I had originally trained as a surveyor and civil engineer and was interested in making my mark in building the big infrastructure projects. After progressing through the ranks and managing various construction projects in the Newcastle coal industry it started to dawn on me that the writing was on the wall with fossil fuels. There had to be a better, safer, and cleaner way of generating our energy.
This led me back to the University of Newcastle to undertake my PhD in wind turbine aerodynamics - a somewhat different direction from my experience as a civil engineer. It took a bit of convincing, but my supervisor agreed to take me on as a PhD candidate. It was during my PhD that I developed the high efficiency technology that underpins our Hyland 920.
Diffuse Energy started as a team in the CSIRO ON Prime program. The CSIRO ON Program is unashamedly focused on getting academic research out of the laboratory and into the real world to create impact. I was looking for ways to create impact from my research, but needed a team to register. During this time I was still working at the University of Newcastle with Dr Sam Evans and James Bradley within the School of Engineering. Together we founded Diffuse Energy as a company in 2018.
At the completion of the CSIRO ON Accelerate 4 program I was fortunate enough to be awarded the Stanford Australia Foundation for showing high “entrepreneurial capacity”. Since 2018, myself and my two co-founders have exited the University of Newcastle, been awarded a Jobs for NSW MVP Grant, completed the ARENA A-Labs program, received investment from a very sharp group of investors and most importantly got our technology into our customers hands.
Yes, we recently raised $400K in seed funds from Shearwater Growth Equity - a fantastic investment fund with a lot of experience in helping successful startups. These funds will be used to cover the employment cost of three full-time staff and to scale Diffuse Energy’s production capabilities to meet the increasing demand for our product.
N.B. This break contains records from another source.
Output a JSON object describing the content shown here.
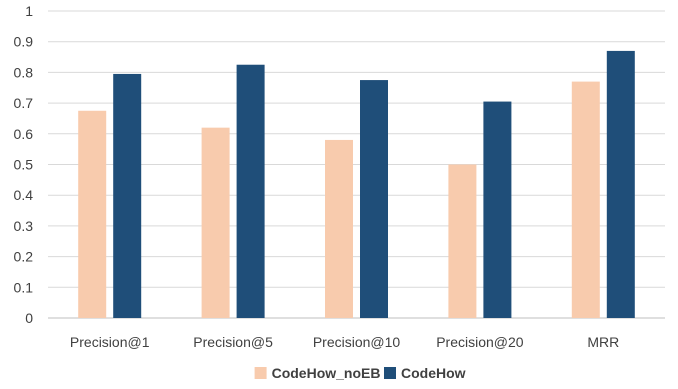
{
  "chart_data": {
    "type": "bar",
    "categories": [
      "Precision@1",
      "Precision@5",
      "Precision@10",
      "Precision@20",
      "MRR"
    ],
    "series": [
      {
        "name": "CodeHow_noEB",
        "values": [
          0.675,
          0.62,
          0.58,
          0.5,
          0.77
        ],
        "color": "#f8cbad"
      },
      {
        "name": "CodeHow",
        "values": [
          0.795,
          0.825,
          0.775,
          0.705,
          0.87
        ],
        "color": "#1f4e79"
      }
    ],
    "ylim": [
      0,
      1
    ],
    "yticks": [
      "0",
      "0.1",
      "0.2",
      "0.3",
      "0.4",
      "0.5",
      "0.6",
      "0.7",
      "0.8",
      "0.9",
      "1"
    ],
    "grid": true,
    "legend": "bottom-center",
    "title": "",
    "xlabel": "",
    "ylabel": ""
  }
}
If we go all the way back to windmills, the technology has been around for a long time indeed! The 1970’s was a period of technological maturity with learnings from NASA and aviation applied to wind turbine design (the 1970’s oil crisis certainly helped push things along). Recent technological breakthroughs have been in offshore wind, increasing the blade span in excess of 100 m, and using lidar to better predict the wind resource and control the turbine.
We operate at the other end of the scale, with our initial product having a diameter of less than a metre. Turbines of this class have seen much less technological development. What sets us apart is the “diffuser” technology which sucks more wind through the rotor. Think of it like putting the inlet of a vacuum cleaner at the back of the turbine. With this technology we can double the output compared to similar sized competitors. While the diffuser improves the efficiency of the turbine, it also makes it safer and more robust, both of which are major considerations for our customers.
We get asked about bird deaths all the time! The fact is that domestic cats, power lines, motor vehicles, and buildings are more likely to contribute to bird deaths than wind turbines, according to a 2019 study by the American Wind Wildlife Institute (AWWI). Our diffuser technology adds a physical, visible barrier around the blades of the turbine and we haven’t had any issues with our turbine killing wildlife.
Noise can be considered an aerodynamic inefficiency. Energy from the wind is being wasted as sound instead of being converted into electricity. Modern efficient wind turbine technology is very quiet, what’s more the addition of our diffuser acts like an aerodynamic muffler.
We’re proud Novocastrians, so naturally all of our technology was designed and engineered in Newcastle, Australia.
Approximately 80% of our turbine is also made in Australia, including the diffuser, nose cone, centrebody, support structure and yaw mechanism; and we assemble the components into the finished product at our workshop in Port Stephens.
The blades, generator, and electrical components are sourced from overseas, unfortunately Australia just isn't competitive for our requirements in this space at the moment. There has been a renewed focus from the Government to bring these advanced manufacturing capabilities back on shore so we are hopeful that we can utilise these capabilities in the future.
Small wind turbines work well in many areas, but successful rooftop applications remain challenging. Studies have shown that the tops of buildings are not suitable for wind turbines in residential areas. The good news is that many small wind systems properly sited in open areas – away from tall trees and other obstacles – are successfully producing cost-effective electricity, and we have big plans to address this market in the future.
I’ve always been passionate about creating the greatest impact - our ideal customers are those whose energy pains are the greatest. Initially we are concentrating on helping businesses with remote and off-grid sites reduce their diesel consumption and diversify from solar PV, with a particular focus on telecommunications providers.